FAMILIES claim they have been “ignored and abandoned” by wider support services when their children are groomed by county lines gangs, a new report has found.
This includes many middle-class parents who report being passed around from service to service when seeking help for their children.
The report from the Commission on Young Lives led by former children’s commissioner Anne Longfield says parents have struggled to get the support they needed when they found burner phones, unexplained amounts of cash or knives in children’s bedrooms.
Some teenagers “suddenly start behaving very differently, spending a lot of time with an unknown group of friends, or long and unpredictable periods of time away from home,” it says.
The report said that since launching the Commission, a number of middle-class families had been in contact to say they had experienced a “lack of meaningful intervention or support when their child has become involved in county lines or serious violence”.

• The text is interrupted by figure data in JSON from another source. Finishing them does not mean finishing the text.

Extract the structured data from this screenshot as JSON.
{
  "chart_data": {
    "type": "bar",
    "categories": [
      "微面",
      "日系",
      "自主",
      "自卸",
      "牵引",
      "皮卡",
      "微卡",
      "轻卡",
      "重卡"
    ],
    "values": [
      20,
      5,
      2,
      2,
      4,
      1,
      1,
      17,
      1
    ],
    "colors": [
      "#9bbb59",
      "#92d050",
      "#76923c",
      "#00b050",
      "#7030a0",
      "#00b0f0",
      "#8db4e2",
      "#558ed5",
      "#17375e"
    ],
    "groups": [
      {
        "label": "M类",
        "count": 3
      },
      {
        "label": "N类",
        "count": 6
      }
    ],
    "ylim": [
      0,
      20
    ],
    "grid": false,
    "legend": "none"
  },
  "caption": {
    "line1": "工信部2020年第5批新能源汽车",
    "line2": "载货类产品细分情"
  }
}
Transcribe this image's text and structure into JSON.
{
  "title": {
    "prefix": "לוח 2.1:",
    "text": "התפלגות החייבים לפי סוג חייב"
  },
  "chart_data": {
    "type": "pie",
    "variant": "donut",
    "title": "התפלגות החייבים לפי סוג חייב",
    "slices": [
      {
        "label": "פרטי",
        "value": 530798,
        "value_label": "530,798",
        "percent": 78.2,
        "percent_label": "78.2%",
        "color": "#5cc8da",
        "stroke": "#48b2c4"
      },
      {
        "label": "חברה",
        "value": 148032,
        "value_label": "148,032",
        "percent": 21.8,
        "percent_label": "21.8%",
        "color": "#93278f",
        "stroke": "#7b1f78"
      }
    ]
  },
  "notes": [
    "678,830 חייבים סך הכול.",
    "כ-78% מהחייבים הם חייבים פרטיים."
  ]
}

It said this echoed the experiences of black and minority ethnic parents who were “acutely” affected by these issues.
The report also noted that there are particular risk points during childhood for pupils to become involved in county lines, such as the move from a small primary school to a larger secondary school where pupils can “fall through the gaps”.
“For some children it is during their pre-teen and teenage years when difficulties became very serious, putting them at risk of harm,” it says.
Families told the Commission that they felt they did not know who to turn to for support and that even when they did access help when their child was clearly in danger “this often fell short of what was needed to stop problems escalating”.
One parent described how their child and family was left without support while the teenager suffered increasingly serious harm.
The boy was referred for a St Giles charity support programme only when he was admitted to hospital with multiple life-threatening stab wounds.
Parents also reported facing extremely difficult choices, such as whether to walk teenage children to and from school and supervise the rest of their time at home, knowing this would mean giving up their job, or reducing the time they had available for younger children.
The report highlights how children from a wider range of backgrounds are being impacted by county lines grooming compared with 10 years ago, although families under financial pressure are under more strain, with overcrowded conditions driving tensions between teenagers and their parents and creating a desire to be away from home.
It adds that the dismantling of the Sure Start programme was a “huge, historic mistake” that “proved to be a false economy”, while the current plan for Government Family Hubs was not ambitious enough.
It calls on the government to “commit to a new partnership with families that gives them access to services that are known to make a difference in safeguarding teenagers from serious violence, county lines, gangs and exploitation”.
The report recommends that there are new legal duties for local agencies to provide early support, with a specific strategy in place for black and minority ethnic children.
The government should roll out Family Hubs in all disadvantaged areas with a longer-term aim to extend coverage to the 3,000 communities that previously had access to a Sure Start centre, it said.
Anne Longfield, Chair of the Commission on Young Lives, said: “The conveyor belt of vulnerable children available to county lines, gangs and abusers will continue to roll on while families are left without help beyond a blizzard of bureaucracy and assessment forms, and where they feel services are being done to them rather than with them.
“I am increasingly struck by the number of middle-class parents who are discovering what many disadvantaged families have known for years: organised criminals have a ruthless business model, and the decade-long breakdown in help and support, combined with the impact of Covid, is exposing their teenage children to serious violence and exploitation.”
“They don’t know where to turn to when it happens and feel abandoned and ignored.”